Goya’s Ghosts

Calificación: ***1/2. Titulo original: Goya’s Ghosts. Año de estreno: 2006. Género: Drama. Dirección: Milos Forman. Guión: Milos Forman y Jean-Claude Carriere. Actores: Javier Bardem, Natalie Portman, Stellan Skarsgård, Randy Quaid, Blanca Portillo, Michael Lonsdale, José Luis Gómex, Mabel Rivera.

Todas las noticias eran malas: tanto los críticos gringos como los europeos insistían en que era la peor película que había hecho el cineasta checo Milos Forman; decían que había fracasado en las taquillas del planeta porque no pasaba de ser un alegato aburrido pronunciado en el idioma equivocado; aseguraban que mostraba la inquisición española de manera risible; anunciaban que perdía de vista la historia del pintor aragonés; y se quejaban porque las actuaciones trataban de estar a la par con un guión torpe que caía con demasiada frecuencia en las estrategias del melodrama barato. Nada de eso es cierto. Ninguna de esas afirmaciones es verdad. Los fantasmas de Goya es otra brillante película de Forman que desde el título anuncia, a quienes sin prejuicios se entreguen a su universo, la pesadilla espeluznante que vendrá.

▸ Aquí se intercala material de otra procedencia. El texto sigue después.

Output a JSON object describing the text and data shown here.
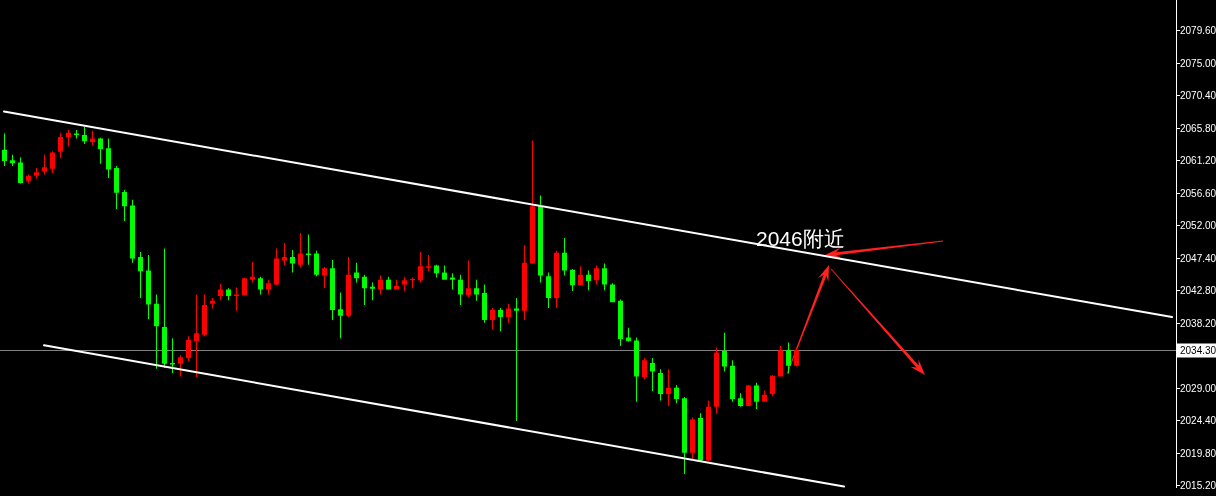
{
  "chart_data": {
    "type": "candlestick",
    "tick_labels": "y",
    "categories": [
      null,
      null,
      null,
      null,
      null,
      null,
      null,
      null,
      null,
      null,
      null,
      null,
      null,
      null,
      null,
      null,
      null,
      null,
      null,
      null,
      null,
      null,
      null,
      null,
      null,
      null,
      null,
      null,
      null,
      null,
      null,
      null,
      null,
      null,
      null,
      null,
      null,
      null,
      null,
      null,
      null,
      null,
      null,
      null,
      null,
      null,
      null,
      null,
      null,
      null,
      null,
      null,
      null,
      null,
      null,
      null,
      null,
      null,
      null,
      null,
      null,
      null,
      null,
      null,
      null,
      null,
      null,
      null,
      null,
      null,
      null,
      null,
      null,
      null,
      null,
      null,
      null,
      null,
      null,
      null,
      null,
      null,
      null,
      null,
      null,
      null,
      null,
      null,
      null,
      null,
      null,
      null,
      null,
      null,
      null,
      null,
      null,
      null,
      null,
      null,
      null,
      null,
      null,
      null,
      null,
      null,
      null,
      null,
      null,
      null,
      null,
      null,
      null,
      null,
      null,
      null,
      null,
      null,
      null,
      null,
      null,
      null,
      null,
      null,
      null,
      null,
      null,
      null,
      null,
      null,
      null,
      null,
      null,
      null,
      null,
      null,
      null,
      null,
      null,
      null,
      null,
      null,
      null,
      null,
      null,
      null,
      null
    ],
    "ohlc": [
      [
        2062.7,
        2065.0,
        2060.4,
        2061.1
      ],
      [
        2061.2,
        2062.0,
        2060.4,
        2060.8
      ],
      [
        2060.9,
        2061.6,
        2057.9,
        2058.0
      ],
      [
        2058.3,
        2059.2,
        2057.9,
        2059.0
      ],
      [
        2059.0,
        2060.1,
        2058.6,
        2059.5
      ],
      [
        2059.6,
        2062.0,
        2059.2,
        2060.2
      ],
      [
        2060.0,
        2062.5,
        2059.4,
        2062.3
      ],
      [
        2062.4,
        2065.1,
        2061.5,
        2064.5
      ],
      [
        2064.5,
        2065.5,
        2063.2,
        2065.1
      ],
      [
        2065.0,
        2065.5,
        2064.3,
        2064.8
      ],
      [
        2064.8,
        2065.9,
        2063.5,
        2063.9
      ],
      [
        2063.8,
        2065.4,
        2063.3,
        2064.3
      ],
      [
        2064.3,
        2064.4,
        2060.7,
        2062.8
      ],
      [
        2062.9,
        2064.3,
        2058.7,
        2059.9
      ],
      [
        2060.1,
        2060.4,
        2054.3,
        2056.6
      ],
      [
        2056.7,
        2057.0,
        2052.6,
        2054.7
      ],
      [
        2054.8,
        2055.6,
        2046.7,
        2047.3
      ],
      [
        2047.5,
        2048.2,
        2041.7,
        2045.5
      ],
      [
        2045.6,
        2047.8,
        2038.7,
        2040.8
      ],
      [
        2040.9,
        2042.2,
        2031.7,
        2037.7
      ],
      [
        2037.6,
        2048.7,
        2031.8,
        2032.4
      ],
      [
        2032.5,
        2036.0,
        2031.1,
        2032.3
      ],
      [
        2032.4,
        2033.6,
        2030.6,
        2033.3
      ],
      [
        2033.2,
        2036.3,
        2032.8,
        2035.8
      ],
      [
        2035.6,
        2042.2,
        2030.5,
        2036.7
      ],
      [
        2036.5,
        2042.2,
        2036.3,
        2040.7
      ],
      [
        2040.9,
        2041.7,
        2040.2,
        2041.3
      ],
      [
        2042.0,
        2043.7,
        2041.4,
        2042.9
      ],
      [
        2042.9,
        2043.1,
        2041.4,
        2042.0
      ],
      [
        2042.0,
        2043.2,
        2039.9,
        2042.2
      ],
      [
        2042.1,
        2044.6,
        2042.1,
        2044.5
      ],
      [
        2044.3,
        2046.8,
        2043.9,
        2044.7
      ],
      [
        2044.5,
        2044.7,
        2042.2,
        2042.9
      ],
      [
        2042.9,
        2044.3,
        2042.2,
        2043.8
      ],
      [
        2043.6,
        2048.7,
        2043.5,
        2047.3
      ],
      [
        2047.0,
        2049.5,
        2046.3,
        2047.5
      ],
      [
        2047.5,
        2048.5,
        2045.3,
        2046.6
      ],
      [
        2046.4,
        2050.9,
        2046.1,
        2048.0
      ],
      [
        2048.0,
        2050.7,
        2046.4,
        2047.8
      ],
      [
        2048.0,
        2048.4,
        2044.8,
        2045.0
      ],
      [
        2044.9,
        2046.1,
        2043.1,
        2045.9
      ],
      [
        2045.9,
        2047.1,
        2038.6,
        2040.0
      ],
      [
        2040.1,
        2042.5,
        2036.0,
        2039.2
      ],
      [
        2039.2,
        2047.5,
        2039.0,
        2045.0
      ],
      [
        2045.3,
        2046.7,
        2043.9,
        2044.5
      ],
      [
        2044.7,
        2045.0,
        2040.7,
        2043.1
      ],
      [
        2043.3,
        2043.9,
        2041.4,
        2043.0
      ],
      [
        2042.9,
        2044.9,
        2042.2,
        2044.3
      ],
      [
        2044.3,
        2044.7,
        2042.9,
        2042.9
      ],
      [
        2042.9,
        2044.3,
        2042.9,
        2043.4
      ],
      [
        2043.6,
        2044.7,
        2042.7,
        2044.2
      ],
      [
        2044.2,
        2044.6,
        2043.1,
        2044.4
      ],
      [
        2044.2,
        2048.2,
        2043.9,
        2046.2
      ],
      [
        2046.0,
        2047.8,
        2045.5,
        2046.2
      ],
      [
        2046.3,
        2046.4,
        2044.6,
        2045.2
      ],
      [
        2045.3,
        2046.3,
        2044.3,
        2044.3
      ],
      [
        2044.6,
        2045.2,
        2042.9,
        2044.3
      ],
      [
        2044.3,
        2045.0,
        2040.7,
        2042.2
      ],
      [
        2042.1,
        2047.0,
        2041.8,
        2043.1
      ],
      [
        2043.1,
        2044.3,
        2041.3,
        2042.2
      ],
      [
        2042.4,
        2043.6,
        2038.2,
        2038.6
      ],
      [
        2038.6,
        2040.3,
        2037.2,
        2040.0
      ],
      [
        2040.0,
        2040.3,
        2037.0,
        2039.0
      ],
      [
        2039.0,
        2040.9,
        2038.2,
        2040.2
      ],
      [
        2040.2,
        2041.7,
        2024.3,
        2039.9
      ],
      [
        2039.9,
        2049.2,
        2038.6,
        2046.7
      ],
      [
        2046.6,
        2064.0,
        2046.6,
        2054.7
      ],
      [
        2054.7,
        2056.2,
        2043.9,
        2044.9
      ],
      [
        2044.8,
        2045.3,
        2040.3,
        2041.7
      ],
      [
        2041.7,
        2048.4,
        2040.3,
        2048.1
      ],
      [
        2048.1,
        2050.2,
        2044.9,
        2045.6
      ],
      [
        2045.7,
        2045.8,
        2042.7,
        2043.5
      ],
      [
        2043.5,
        2046.2,
        2043.5,
        2045.0
      ],
      [
        2045.0,
        2045.6,
        2042.8,
        2044.1
      ],
      [
        2044.2,
        2046.3,
        2043.6,
        2045.9
      ],
      [
        2045.9,
        2046.6,
        2042.8,
        2043.6
      ],
      [
        2043.6,
        2043.8,
        2041.1,
        2041.1
      ],
      [
        2041.3,
        2041.5,
        2034.9,
        2035.9
      ],
      [
        2036.1,
        2037.5,
        2035.5,
        2035.6
      ],
      [
        2035.7,
        2036.1,
        2027.0,
        2030.6
      ],
      [
        2030.5,
        2033.2,
        2030.2,
        2032.9
      ],
      [
        2032.5,
        2033.2,
        2028.5,
        2031.3
      ],
      [
        2031.1,
        2031.6,
        2027.2,
        2028.1
      ],
      [
        2028.1,
        2031.6,
        2026.4,
        2029.0
      ],
      [
        2029.0,
        2029.4,
        2026.8,
        2027.4
      ],
      [
        2027.5,
        2027.7,
        2016.8,
        2019.8
      ],
      [
        2019.8,
        2024.8,
        2018.9,
        2024.5
      ],
      [
        2024.7,
        2025.4,
        2018.6,
        2018.7
      ],
      [
        2018.7,
        2027.2,
        2018.6,
        2026.3
      ],
      [
        2026.3,
        2034.7,
        2025.4,
        2034.0
      ],
      [
        2034.2,
        2036.8,
        2031.3,
        2032.0
      ],
      [
        2032.1,
        2032.9,
        2027.0,
        2027.4
      ],
      [
        2027.5,
        2028.2,
        2026.3,
        2026.4
      ],
      [
        2026.4,
        2029.4,
        2026.4,
        2029.3
      ],
      [
        2029.3,
        2029.7,
        2026.0,
        2027.0
      ],
      [
        2027.0,
        2028.6,
        2027.0,
        2028.0
      ],
      [
        2028.1,
        2030.8,
        2027.8,
        2030.7
      ],
      [
        2030.6,
        2034.9,
        2030.6,
        2034.3
      ],
      [
        2034.3,
        2035.4,
        2031.0,
        2032.1
      ],
      [
        2032.1,
        2034.7,
        2032.0,
        2034.3
      ],
      null,
      null,
      null,
      null,
      null,
      null,
      null,
      null,
      null,
      null,
      null,
      null,
      null,
      null,
      null,
      null,
      null,
      null,
      null,
      null,
      null,
      null,
      null,
      null,
      null,
      null,
      null,
      null,
      null,
      null,
      null,
      null,
      null,
      null,
      null,
      null,
      null,
      null,
      null,
      null,
      null,
      null,
      null,
      null,
      null,
      null,
      null
    ],
    "colors": [
      "#00ff00",
      "#00ff00",
      "#00ff00",
      "#ff0000",
      "#ff0000",
      "#ff0000",
      "#ff0000",
      "#ff0000",
      "#ff0000",
      "#00ff00",
      "#00ff00",
      "#ff0000",
      "#00ff00",
      "#00ff00",
      "#00ff00",
      "#00ff00",
      "#00ff00",
      "#00ff00",
      "#00ff00",
      "#00ff00",
      "#00ff00",
      "#00ff00",
      "#ff0000",
      "#ff0000",
      "#ff0000",
      "#ff0000",
      "#ff0000",
      "#ff0000",
      "#00ff00",
      "#ff0000",
      "#ff0000",
      "#ff0000",
      "#00ff00",
      "#ff0000",
      "#ff0000",
      "#ff0000",
      "#00ff00",
      "#ff0000",
      "#00ff00",
      "#00ff00",
      "#ff0000",
      "#00ff00",
      "#00ff00",
      "#ff0000",
      "#00ff00",
      "#00ff00",
      "#00ff00",
      "#ff0000",
      "#00ff00",
      "#ff0000",
      "#ff0000",
      "#ff0000",
      "#ff0000",
      "#ff0000",
      "#00ff00",
      "#00ff00",
      "#00ff00",
      "#00ff00",
      "#ff0000",
      "#00ff00",
      "#00ff00",
      "#ff0000",
      "#00ff00",
      "#ff0000",
      "#00ff00",
      "#ff0000",
      "#ff0000",
      "#00ff00",
      "#00ff00",
      "#ff0000",
      "#00ff00",
      "#00ff00",
      "#ff0000",
      "#00ff00",
      "#ff0000",
      "#00ff00",
      "#00ff00",
      "#00ff00",
      "#00ff00",
      "#00ff00",
      "#ff0000",
      "#00ff00",
      "#00ff00",
      "#ff0000",
      "#00ff00",
      "#00ff00",
      "#ff0000",
      "#00ff00",
      "#ff0000",
      "#ff0000",
      "#00ff00",
      "#00ff00",
      "#00ff00",
      "#ff0000",
      "#00ff00",
      "#ff0000",
      "#ff0000",
      "#ff0000",
      "#00ff00",
      "#ff0000",
      null,
      null,
      null,
      null,
      null,
      null,
      null,
      null,
      null,
      null,
      null,
      null,
      null,
      null,
      null,
      null,
      null,
      null,
      null,
      null,
      null,
      null,
      null,
      null,
      null,
      null,
      null,
      null,
      null,
      null,
      null,
      null,
      null,
      null,
      null,
      null,
      null,
      null,
      null,
      null,
      null,
      null,
      null,
      null,
      null,
      null,
      null
    ],
    "series": [
      {
        "type": "line",
        "color": "#ffffff",
        "values": [
          2068.1,
          null,
          null,
          null,
          null,
          null,
          null,
          null,
          null,
          null,
          null,
          null,
          null,
          null,
          null,
          null,
          null,
          null,
          null,
          null,
          null,
          null,
          null,
          null,
          null,
          null,
          null,
          null,
          null,
          null,
          null,
          null,
          null,
          null,
          null,
          null,
          null,
          null,
          null,
          null,
          null,
          null,
          null,
          null,
          null,
          null,
          null,
          null,
          null,
          null,
          null,
          null,
          null,
          null,
          null,
          null,
          null,
          null,
          null,
          null,
          null,
          null,
          null,
          null,
          null,
          null,
          null,
          null,
          null,
          null,
          null,
          null,
          null,
          null,
          null,
          null,
          null,
          null,
          null,
          null,
          null,
          null,
          null,
          null,
          null,
          null,
          null,
          null,
          null,
          null,
          null,
          null,
          null,
          null,
          null,
          null,
          null,
          null,
          null,
          null,
          null,
          null,
          null,
          null,
          null,
          null,
          null,
          null,
          null,
          null,
          null,
          null,
          null,
          null,
          null,
          null,
          null,
          null,
          null,
          null,
          null,
          null,
          null,
          null,
          null,
          null,
          null,
          null,
          null,
          null,
          null,
          null,
          null,
          null,
          null,
          null,
          null,
          null,
          null,
          null,
          null,
          null,
          null,
          null,
          null,
          null,
          2039.0
        ]
      },
      {
        "type": "line",
        "color": "#ffffff",
        "values": [
          null,
          null,
          null,
          null,
          null,
          2035.0,
          null,
          null,
          null,
          null,
          null,
          null,
          null,
          null,
          null,
          null,
          null,
          null,
          null,
          null,
          null,
          null,
          null,
          null,
          null,
          null,
          null,
          null,
          null,
          null,
          null,
          null,
          null,
          null,
          null,
          null,
          null,
          null,
          null,
          null,
          null,
          null,
          null,
          null,
          null,
          null,
          null,
          null,
          null,
          null,
          null,
          null,
          null,
          null,
          null,
          null,
          null,
          null,
          null,
          null,
          null,
          null,
          null,
          null,
          null,
          null,
          null,
          null,
          null,
          null,
          null,
          null,
          null,
          null,
          null,
          null,
          null,
          null,
          null,
          null,
          null,
          null,
          null,
          null,
          null,
          null,
          null,
          null,
          null,
          null,
          null,
          null,
          null,
          null,
          null,
          null,
          null,
          null,
          null,
          null,
          null,
          null,
          null,
          null,
          null,
          2015.0,
          null,
          null,
          null,
          null,
          null,
          null,
          null,
          null,
          null,
          null,
          null,
          null,
          null,
          null,
          null,
          null,
          null,
          null,
          null,
          null,
          null,
          null,
          null,
          null,
          null,
          null,
          null,
          null,
          null,
          null,
          null,
          null,
          null,
          null,
          null,
          null,
          null,
          null,
          null,
          null,
          null
        ]
      }
    ],
    "ylim": [
      2014.8,
      2083.9
    ],
    "yticks": [
      {
        "value": 2079.6,
        "label": "2079.60"
      },
      {
        "value": 2075.0,
        "label": "2075.00"
      },
      {
        "value": 2070.4,
        "label": "2070.40"
      },
      {
        "value": 2065.8,
        "label": "2065.80"
      },
      {
        "value": 2061.2,
        "label": "2061.20"
      },
      {
        "value": 2056.6,
        "label": "2056.60"
      },
      {
        "value": 2052.0,
        "label": "2052.00"
      },
      {
        "value": 2047.4,
        "label": "2047.40"
      },
      {
        "value": 2042.8,
        "label": "2042.80"
      },
      {
        "value": 2038.2,
        "label": "2038.20"
      },
      {
        "value": 2033.6,
        "label": null
      },
      {
        "value": 2029.0,
        "label": "2029.00"
      },
      {
        "value": 2024.4,
        "label": "2024.40"
      },
      {
        "value": 2019.8,
        "label": "2019.80"
      },
      {
        "value": 2015.2,
        "label": "2015.20"
      }
    ],
    "ref_lines": [
      {
        "axis": "y",
        "value": 2034.3,
        "label": "2034.30",
        "color": "#808080"
      }
    ],
    "annotations": [
      "2046附近"
    ]
  }
}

Los fantasmas de Goya, que es, en verdad, una extraña pintura que se mueve, no es un relato sobre la vida sino sobre la obra del pintor: es la mirada del artista, de hecho, aquello que une los dos grandes episodios que conforman el largometraje. Por el primero, el juicio aterrador que la iglesia inquisidora le hace a una inocente modelo del afamado Francisco de Goya, pasan los curas torturadores, los reyes indolentes, los comerciantes heridos de muerte que captó el artista en sus pinturas. Por el segundo, una venganza de Dios en tiempos napoleónicos bajo la mirada del avejentado Francisco de Goya, pasan los pelotones de fusilamiento, los ajusticiados, los empobrecidos que el retratista enalteció en sus lienzos. Quien ve esta película es, pues, testigo del horror del que es capaz el hombre. Y entiende que el hombre que es artista se arrepiente por todos nosotros de las barbaridades que hacemos en nombre de cualquier pretexto: la religión, la revolución, el buen gobierno.

En las pinturas de aquel Goya que vivió entre guerras, puestas en escena gracias a la cámara milagrosa del director de fotografía Javier Aguirresarrobe, a la música de réquiem que ha compuesto Varhan Bauer, al guión valiente que ha sido escrito a cuatro manos junto con el gran Jean-Claude Carriere, Forman ha encontrado, a sus 74 años, una nueva manera de narrar la misma historia que ha contado una y otra vez desde que tuvo que salir de Checoslovaquia en 1968: la historia de un hombre que, como McMurphy en Atrapado sin salida (1975), Mozart en Amadeus (1984) o Larry Flint en El nombre del escándalo (1996), se le enfrenta a una sociedad opresiva (un mundo en perpetua inquisición) que no soporta a esos personajes creativos que se les salen de las manos.

La noticia, pues, debería ser esta: que el hermoso cine de Milos Forman es tan relevante como la maravillosa pintura de Francisco de Goya, porque nos prueba, sin caer en los discursos, que se puede llegar a la muerte sin haber sido sometido por aquellos fanáticos que se suceden en el poder.